Esports Programs Move the Chains at FBS Schools

Authored by LEAD1 Association and Alex McNeil, Uni Esports Group

Important Note: LEAD1 does not take sole responsibility for the information provided in this report as the content is created by the named contributing authors.

In the last two years, the so-called rise of collegiate esports programs has been a hot topic among higher ed leaders. Esports (a genre of competitive video games) are a new entrant to the roster of many athletic departments across the country, with some programs providing scholarships to varsity recruits. 
The rationale for developing these programs is clear. Large pools of tomorrow’s college-aged population play video games. (According to Pew Research, “fully 97%” of them do.) Seeking creative solutions to enroll and retain students, leaders have turned to esports programs as a new, exciting, and potentially remote student offering. 
But how has COVID-19 affected the development of the esports landscape at US schools?
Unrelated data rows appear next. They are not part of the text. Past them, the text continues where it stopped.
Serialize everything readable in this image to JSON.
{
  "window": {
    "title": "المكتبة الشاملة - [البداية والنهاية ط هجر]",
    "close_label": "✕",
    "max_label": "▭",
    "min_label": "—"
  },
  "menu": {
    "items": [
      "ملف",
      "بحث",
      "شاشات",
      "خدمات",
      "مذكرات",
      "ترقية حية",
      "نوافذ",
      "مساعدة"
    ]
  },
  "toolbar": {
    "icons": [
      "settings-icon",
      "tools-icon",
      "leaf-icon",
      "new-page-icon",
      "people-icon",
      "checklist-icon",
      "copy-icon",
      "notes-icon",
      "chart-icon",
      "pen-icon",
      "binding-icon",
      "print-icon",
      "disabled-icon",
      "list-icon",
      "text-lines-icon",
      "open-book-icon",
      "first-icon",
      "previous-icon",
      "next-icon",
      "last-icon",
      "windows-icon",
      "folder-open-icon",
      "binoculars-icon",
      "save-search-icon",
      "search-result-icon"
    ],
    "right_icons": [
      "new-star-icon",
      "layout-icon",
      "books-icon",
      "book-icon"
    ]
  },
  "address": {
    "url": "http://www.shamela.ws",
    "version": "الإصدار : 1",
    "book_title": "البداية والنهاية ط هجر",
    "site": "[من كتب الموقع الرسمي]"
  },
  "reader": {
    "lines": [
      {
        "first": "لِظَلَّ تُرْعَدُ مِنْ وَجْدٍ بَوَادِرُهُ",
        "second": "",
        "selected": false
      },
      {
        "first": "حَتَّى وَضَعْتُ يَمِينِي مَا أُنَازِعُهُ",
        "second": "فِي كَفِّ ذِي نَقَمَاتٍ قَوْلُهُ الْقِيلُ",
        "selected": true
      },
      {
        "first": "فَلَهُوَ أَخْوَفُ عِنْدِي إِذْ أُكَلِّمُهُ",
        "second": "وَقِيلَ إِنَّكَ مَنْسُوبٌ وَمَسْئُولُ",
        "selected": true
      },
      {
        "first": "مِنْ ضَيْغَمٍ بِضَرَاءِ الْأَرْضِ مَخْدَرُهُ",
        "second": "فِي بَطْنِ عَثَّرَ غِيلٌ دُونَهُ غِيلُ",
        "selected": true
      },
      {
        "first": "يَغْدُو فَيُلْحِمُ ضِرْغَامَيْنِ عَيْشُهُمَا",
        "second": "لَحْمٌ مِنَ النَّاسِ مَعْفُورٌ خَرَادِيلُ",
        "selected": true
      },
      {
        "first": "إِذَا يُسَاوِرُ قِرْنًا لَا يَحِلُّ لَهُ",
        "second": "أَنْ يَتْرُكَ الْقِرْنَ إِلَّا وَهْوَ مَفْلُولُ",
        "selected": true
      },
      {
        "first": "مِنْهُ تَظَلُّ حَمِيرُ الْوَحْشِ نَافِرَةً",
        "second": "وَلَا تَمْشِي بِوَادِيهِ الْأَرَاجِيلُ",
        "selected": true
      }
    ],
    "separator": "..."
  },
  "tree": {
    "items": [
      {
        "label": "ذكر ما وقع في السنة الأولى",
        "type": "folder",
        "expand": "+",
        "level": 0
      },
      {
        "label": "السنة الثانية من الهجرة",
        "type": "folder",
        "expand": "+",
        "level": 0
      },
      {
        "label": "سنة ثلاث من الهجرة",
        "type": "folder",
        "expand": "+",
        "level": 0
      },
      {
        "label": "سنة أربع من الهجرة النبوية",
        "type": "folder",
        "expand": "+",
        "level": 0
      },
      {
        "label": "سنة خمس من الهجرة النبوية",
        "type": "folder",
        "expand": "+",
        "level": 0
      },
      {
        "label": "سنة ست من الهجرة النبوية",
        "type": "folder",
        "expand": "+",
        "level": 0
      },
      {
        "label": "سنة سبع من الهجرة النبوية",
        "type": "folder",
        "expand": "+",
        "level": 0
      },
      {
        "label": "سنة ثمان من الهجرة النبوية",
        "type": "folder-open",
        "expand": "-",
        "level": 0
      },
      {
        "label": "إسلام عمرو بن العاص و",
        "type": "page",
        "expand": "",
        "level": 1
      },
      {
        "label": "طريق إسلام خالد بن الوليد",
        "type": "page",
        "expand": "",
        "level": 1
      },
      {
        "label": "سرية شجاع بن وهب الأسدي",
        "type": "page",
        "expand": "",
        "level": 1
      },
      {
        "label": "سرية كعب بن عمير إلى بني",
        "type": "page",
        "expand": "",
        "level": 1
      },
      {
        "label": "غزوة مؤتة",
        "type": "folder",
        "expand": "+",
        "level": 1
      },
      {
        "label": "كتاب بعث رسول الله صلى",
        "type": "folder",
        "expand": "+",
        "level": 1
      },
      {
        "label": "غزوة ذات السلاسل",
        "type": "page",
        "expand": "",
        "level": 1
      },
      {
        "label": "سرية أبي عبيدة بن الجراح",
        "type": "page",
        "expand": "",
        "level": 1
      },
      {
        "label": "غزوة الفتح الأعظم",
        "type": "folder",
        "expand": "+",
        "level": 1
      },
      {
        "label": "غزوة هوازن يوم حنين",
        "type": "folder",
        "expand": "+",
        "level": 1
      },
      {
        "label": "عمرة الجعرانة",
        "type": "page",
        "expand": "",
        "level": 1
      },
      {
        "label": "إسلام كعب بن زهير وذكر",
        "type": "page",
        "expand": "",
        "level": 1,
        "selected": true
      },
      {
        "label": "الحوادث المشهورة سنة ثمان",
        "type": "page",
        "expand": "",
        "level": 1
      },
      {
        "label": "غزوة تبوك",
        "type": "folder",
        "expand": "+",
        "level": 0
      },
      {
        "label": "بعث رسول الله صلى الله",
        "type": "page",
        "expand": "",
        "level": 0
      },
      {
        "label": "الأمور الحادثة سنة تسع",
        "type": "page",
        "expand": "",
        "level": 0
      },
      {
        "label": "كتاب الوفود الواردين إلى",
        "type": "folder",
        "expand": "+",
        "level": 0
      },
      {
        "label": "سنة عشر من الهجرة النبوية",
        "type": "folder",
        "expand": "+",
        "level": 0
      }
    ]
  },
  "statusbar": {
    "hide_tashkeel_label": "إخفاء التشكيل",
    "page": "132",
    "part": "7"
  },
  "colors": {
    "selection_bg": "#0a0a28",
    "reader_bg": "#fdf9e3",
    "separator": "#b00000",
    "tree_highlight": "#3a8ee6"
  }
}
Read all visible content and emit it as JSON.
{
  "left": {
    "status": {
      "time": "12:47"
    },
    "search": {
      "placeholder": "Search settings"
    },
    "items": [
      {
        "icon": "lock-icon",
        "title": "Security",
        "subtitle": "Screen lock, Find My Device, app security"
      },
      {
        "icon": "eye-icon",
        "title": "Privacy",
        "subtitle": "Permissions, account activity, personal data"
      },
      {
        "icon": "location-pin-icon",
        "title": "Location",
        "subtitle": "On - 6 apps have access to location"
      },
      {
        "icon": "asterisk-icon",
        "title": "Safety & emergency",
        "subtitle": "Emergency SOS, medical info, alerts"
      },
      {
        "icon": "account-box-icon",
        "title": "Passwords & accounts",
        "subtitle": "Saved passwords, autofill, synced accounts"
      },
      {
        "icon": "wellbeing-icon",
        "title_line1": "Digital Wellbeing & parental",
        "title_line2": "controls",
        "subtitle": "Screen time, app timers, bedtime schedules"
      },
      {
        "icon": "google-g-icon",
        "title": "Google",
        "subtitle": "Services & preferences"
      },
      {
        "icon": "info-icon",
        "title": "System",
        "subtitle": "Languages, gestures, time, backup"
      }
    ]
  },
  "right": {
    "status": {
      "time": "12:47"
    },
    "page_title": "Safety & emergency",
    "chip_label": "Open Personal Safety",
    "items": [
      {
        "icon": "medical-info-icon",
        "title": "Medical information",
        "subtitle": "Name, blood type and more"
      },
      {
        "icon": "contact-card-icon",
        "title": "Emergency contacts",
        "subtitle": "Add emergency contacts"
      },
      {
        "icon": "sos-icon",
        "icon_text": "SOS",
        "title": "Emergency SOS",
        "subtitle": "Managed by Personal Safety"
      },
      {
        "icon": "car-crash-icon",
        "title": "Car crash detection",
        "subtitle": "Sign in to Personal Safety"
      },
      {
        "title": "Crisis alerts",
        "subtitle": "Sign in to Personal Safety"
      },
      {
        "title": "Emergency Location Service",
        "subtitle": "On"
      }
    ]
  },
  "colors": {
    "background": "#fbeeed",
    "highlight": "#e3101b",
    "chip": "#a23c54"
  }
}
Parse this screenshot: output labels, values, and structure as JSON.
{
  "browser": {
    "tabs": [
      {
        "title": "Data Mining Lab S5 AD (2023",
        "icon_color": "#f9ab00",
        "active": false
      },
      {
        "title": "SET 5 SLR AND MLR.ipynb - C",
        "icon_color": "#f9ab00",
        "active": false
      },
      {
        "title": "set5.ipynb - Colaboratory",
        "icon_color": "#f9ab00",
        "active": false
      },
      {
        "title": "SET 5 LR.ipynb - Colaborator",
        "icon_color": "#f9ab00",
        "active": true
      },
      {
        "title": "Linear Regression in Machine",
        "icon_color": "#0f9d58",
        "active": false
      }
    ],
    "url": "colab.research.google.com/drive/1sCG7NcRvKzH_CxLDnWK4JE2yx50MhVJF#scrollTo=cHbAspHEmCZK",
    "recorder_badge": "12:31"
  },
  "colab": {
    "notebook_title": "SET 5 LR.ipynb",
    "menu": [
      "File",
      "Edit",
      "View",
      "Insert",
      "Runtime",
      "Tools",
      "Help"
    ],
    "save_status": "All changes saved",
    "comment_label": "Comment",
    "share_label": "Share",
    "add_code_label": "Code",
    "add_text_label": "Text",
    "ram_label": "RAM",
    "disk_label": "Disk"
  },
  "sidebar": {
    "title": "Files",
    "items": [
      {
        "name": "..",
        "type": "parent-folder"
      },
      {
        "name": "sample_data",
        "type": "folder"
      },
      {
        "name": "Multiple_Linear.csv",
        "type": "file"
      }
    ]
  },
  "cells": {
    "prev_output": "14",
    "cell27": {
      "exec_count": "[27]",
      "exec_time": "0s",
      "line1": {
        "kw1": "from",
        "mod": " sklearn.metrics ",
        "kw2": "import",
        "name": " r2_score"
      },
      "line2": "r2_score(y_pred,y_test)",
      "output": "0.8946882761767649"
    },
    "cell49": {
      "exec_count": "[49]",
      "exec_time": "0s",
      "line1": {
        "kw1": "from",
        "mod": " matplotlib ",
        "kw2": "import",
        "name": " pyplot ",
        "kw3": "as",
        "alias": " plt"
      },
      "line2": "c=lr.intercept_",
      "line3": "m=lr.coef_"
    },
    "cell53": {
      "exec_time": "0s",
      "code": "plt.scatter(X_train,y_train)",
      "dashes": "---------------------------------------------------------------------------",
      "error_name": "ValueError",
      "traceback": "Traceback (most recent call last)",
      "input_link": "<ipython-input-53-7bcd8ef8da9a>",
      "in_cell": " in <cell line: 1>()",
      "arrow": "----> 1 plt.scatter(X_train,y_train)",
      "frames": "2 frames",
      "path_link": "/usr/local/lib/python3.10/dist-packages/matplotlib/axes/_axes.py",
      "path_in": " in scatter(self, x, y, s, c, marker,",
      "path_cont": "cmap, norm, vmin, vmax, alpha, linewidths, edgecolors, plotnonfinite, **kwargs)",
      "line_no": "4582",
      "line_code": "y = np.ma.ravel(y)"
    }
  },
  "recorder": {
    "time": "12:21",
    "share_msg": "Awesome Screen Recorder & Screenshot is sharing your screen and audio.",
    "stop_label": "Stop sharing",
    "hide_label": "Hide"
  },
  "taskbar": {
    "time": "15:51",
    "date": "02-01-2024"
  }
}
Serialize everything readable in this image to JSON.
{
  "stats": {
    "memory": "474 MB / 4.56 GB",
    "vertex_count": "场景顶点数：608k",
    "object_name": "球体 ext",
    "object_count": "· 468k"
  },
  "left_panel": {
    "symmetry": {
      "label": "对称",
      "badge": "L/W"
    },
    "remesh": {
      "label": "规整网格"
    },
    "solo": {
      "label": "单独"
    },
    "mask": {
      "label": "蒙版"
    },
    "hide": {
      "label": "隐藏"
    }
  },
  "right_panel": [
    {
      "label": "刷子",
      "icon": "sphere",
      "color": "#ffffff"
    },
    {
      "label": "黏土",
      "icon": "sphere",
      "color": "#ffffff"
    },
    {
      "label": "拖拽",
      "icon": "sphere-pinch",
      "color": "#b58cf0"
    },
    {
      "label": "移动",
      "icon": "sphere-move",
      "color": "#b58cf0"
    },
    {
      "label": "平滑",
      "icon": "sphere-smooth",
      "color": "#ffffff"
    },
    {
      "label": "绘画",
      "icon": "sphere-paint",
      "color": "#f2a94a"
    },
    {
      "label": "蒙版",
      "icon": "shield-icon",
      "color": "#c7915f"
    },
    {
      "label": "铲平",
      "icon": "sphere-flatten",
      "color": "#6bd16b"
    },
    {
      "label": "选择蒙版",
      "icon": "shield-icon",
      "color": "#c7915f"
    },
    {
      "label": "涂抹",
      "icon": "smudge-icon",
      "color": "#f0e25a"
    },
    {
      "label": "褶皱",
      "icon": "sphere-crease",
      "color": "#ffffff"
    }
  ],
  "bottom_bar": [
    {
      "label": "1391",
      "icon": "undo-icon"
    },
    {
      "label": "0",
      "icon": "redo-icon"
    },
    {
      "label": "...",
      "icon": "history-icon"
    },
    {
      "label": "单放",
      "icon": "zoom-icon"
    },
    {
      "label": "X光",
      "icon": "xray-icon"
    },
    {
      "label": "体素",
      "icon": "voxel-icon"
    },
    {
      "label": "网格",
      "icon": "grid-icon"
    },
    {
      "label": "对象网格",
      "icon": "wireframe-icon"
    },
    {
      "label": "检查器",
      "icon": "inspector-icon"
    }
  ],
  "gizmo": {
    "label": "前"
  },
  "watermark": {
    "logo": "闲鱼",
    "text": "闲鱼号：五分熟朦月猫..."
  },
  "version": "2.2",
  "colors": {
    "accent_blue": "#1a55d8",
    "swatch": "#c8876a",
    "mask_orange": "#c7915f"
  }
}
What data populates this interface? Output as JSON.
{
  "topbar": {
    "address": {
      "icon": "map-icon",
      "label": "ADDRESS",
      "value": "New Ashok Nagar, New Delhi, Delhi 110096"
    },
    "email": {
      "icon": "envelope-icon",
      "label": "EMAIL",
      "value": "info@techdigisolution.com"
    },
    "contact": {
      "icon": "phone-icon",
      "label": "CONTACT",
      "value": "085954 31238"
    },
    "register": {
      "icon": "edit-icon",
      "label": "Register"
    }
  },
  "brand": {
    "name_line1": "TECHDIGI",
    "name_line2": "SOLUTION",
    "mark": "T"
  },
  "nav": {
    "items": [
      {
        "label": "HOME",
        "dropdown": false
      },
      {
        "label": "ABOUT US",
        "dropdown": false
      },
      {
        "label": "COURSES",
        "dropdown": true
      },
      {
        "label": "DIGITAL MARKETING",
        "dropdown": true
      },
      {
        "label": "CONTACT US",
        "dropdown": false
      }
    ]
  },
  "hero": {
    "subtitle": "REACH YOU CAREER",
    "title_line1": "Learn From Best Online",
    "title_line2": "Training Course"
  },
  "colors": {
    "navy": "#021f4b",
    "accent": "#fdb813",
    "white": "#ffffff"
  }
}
In this brief report, Alex McNeil, co-founder of Uni Esports Group, a higher education consulting firm that helps plan and launch high-impact esports programs, shares his views on the topic.
COVID-19 has Tempered Esports Growth
While COVID-19 has created a major setback for most units across the university organism, a common assumption is that esports programs have actually benefited over the same span. This narrative has proven true, but only to an extent. Esports programs have remained effective remote engagement tools throughout the COVID crisis. Across the board, the rate of program adoption has accelerated. 
However, the day-to-day operations of most programs have been disrupted. Remote “esports athletes” often lack access to the resources and communication tools necessary for programs to support the training, scrimmages, and gameplay review sessions that are normally typical. 
Even the most high-profile esports programs have felt the acute effects of budget and student shortfalls. “Most program leaders are hurting,” said McNeil. “There have been layoffs, plans for gaming centers have been put on hold, and first-year students are struggling to make connections. Almost everyone is holding their breath right now.” 
Collegiate Esports Infrastructure Continues to Develop 
Even given the complications, there have been notable developments in the inter-collegiate infrastructure amid COVID-19.The National Junior College Athletic Association (NJCAA) launched an esports division that has engaged over 60 member institutions in the first two seasons of competition. For four-year programs, the Eastern Collegiate Athletic Association (ECAC) has led the charge. A national championship sponsored by Collegiate Sports Management Group (CSMG) is taking place this week. 
As the number of collegiate institutions participating in esports grows, larger players are making their presence known. And new institutions are planning their entrance. 
More than 12 FBS programs administer “varsity” esports programs, including Miami Ohio, Utah, and Boise State. Some recent programs, like the one at the University of Kentucky, have announced partnerships with professional esports organizations and other community partners. Michigan recently made headlines when it announced an alumni donation of $4mm to fund the development of its esports program.
“We’ve seen an uptick in the number of DI institutions seeking help to create a strategic plan for esports,” said McNeil. “We’re collaborating with leaders at several FBS programs and at larger state organizations to map the landscape for esports on campus. The bigger players are recognizing that esports is here to stay.” 
Many of these institutions aren’t yet ready to launch a program. But they’re conducting due-diligence to understand how esports can be used to support student outcomes.
“The questions we’re answering are both pragmatic and mission-driven. Not just, ‘How much will this cost?’ or ‘What about Title IX,NIL, and the NCAA?’ But also, ‘How do we make a program that embodies our commitment to inclusion?’ and ‘How do we balance gaming and learning?’”
Leaders Should Plan for Tomorrow
This deep planning is where McNeil recommends larger institutions spend their time and resources–for now. The lack of NCAA governance is concerning for many, and questions about Title IX compliance pose definite challenges. But that shouldn’t prevent leaders from formulating the institution’s stance vis-a-vis esports. 
“Now is the time to begin addressing questions internally and to start the planning process. If you can build the institutional plan today, tomorrow’s rollout is going to be that much smoother. These questions [about the NCAA, NIL, and Title IX] will be clarified sooner or later. Institutions should be ready for when that day comes.” 
As millions of vaccines are deployed across the county, the haze of COVID-19 has begun to dissipate. Signs point to the reversal of collegiate esports’ slow-down. Competition is heating back up, new schools are tapping in, and an entirely different clan of students are discovering the benefits of organized inter-collegiate competition.

“I think the next 12 months will see the largest growth in new programs so far,” McNeil said. “A new world of college esports is waiting at the end of the pandemic. About that, I have no doubt.”